Sat | Sep 24, 2016

Let's Talk LIfe: Exam techniques

Published:Saturday | March 6, 2010 | 12:00 AM

Dear Counsellor:

My son has difficulty when sitting examinations. He gets nervous and panicky and ends up with low grades.

- Felicia

Dear Felicia:

Examination techniques and study skills are very important to passing tests. Performance anxiety and blackouts often affect persons who have confidence problems.

You need to organise your son so that he studies effectively and efficiently. He needs a study schedule and clear revision tactics. He can write a summary of passages that he has read and must try to think like the teacher and quiz himself on the material. Your son could explore writing mathematics formulae or history data on cards and revise while travelling to and from school.

Keep all homework assignments and look back at these from time to time. As a mother-teacher, you can set multiple-choice questions or short essays and correct them in his presence. The objective is for him to become familiar with the material so that his anxiety will be less during exams.

If past papers are available, make use of them. Past papers will cover areas that are frequently tested and he will, therefore, know what topics to study in depth.

Many multiple-choice questions have tricks and twists to them. There is usually the distracter answer, an obvious wrong answer and two similar but different answers. Having studied previous multiple-choice questions, he will become familiar with the content of the subject and his confidence will grow.

Performance anxiety can be treated with deep breathing, which will relax the student. Tell him that when he is stuck in an exam room, he should think of himself in a nice place instead of panicking. Move on to more familiar material and return to the challenging ones later. For essays or mathematics, he should do the familiar ones first and aim for the highest marks.

Remember, the examination is usually about content, application and analysis. Try to relate the study material with everyday life and the material will be remembered best.

Sitting examinations successfully is a technique which all students can master. Pray before, during and after the exams. Opportunities smile on those who are well prepared.

Premarital counselling

Dear Counsellor:

I have been involved in a relationship for the last two years. We are talking about marriage and are planning to see a marriage counsellor. What issues should be discussed?

- Monique

Dear Monique:

Marriage is a commitment to care for each other for a lifetime. As the saying goes: for better or worse, in sickness and health, for richer or poorer, until death do us part. Nowadays, as partners find fault with each other, they tend to separate, causing stress to the children.

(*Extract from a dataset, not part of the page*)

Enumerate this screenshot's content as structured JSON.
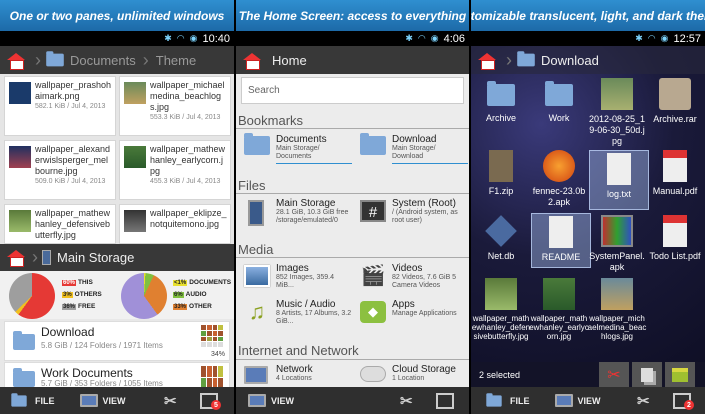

During courtship, many partners hide things from each other, as spouses are on their best behaviour. Lies are told and partners are deceived. Premarital counselling is important as many issues are looked at, among them commitment, finance, sex, in-laws, household chores, working outside the home, friends, church, child-rearing and 'us' time.

Partners have to carve out time for themselves. You have to work on keeping the romance alive and care for each other. Even with children, you will have to make time for both of you.

Most couples work outside the home so they will need to budget time for shopping, cleaning, washing, ironing and cooking. These days most partners can't afford full-time helpers so they will have to share the household chores. Sometimes the partners are attending school and need to support each other academic endeavours.

There has to be sharing of expenses to run the home, maintain the vehicle and take care of other responsibilities. Money can be a sore point in a relationship. The couple will have to devise creative ways to save and spend. You will need to save together for this.

Individuals come from various backgrounds and child-rearing practices. You will have to decide on the church of choice to rear your children, as well as the disciplinary practices which will be employed.

Sex can be an area of challenge, as one party may want to have sex daily, while the other wants to do it once weekly. One partner may like to experiment, while the other wants to stick with the familiar.

All these issues should be discussed so both of you can set goals and make plans.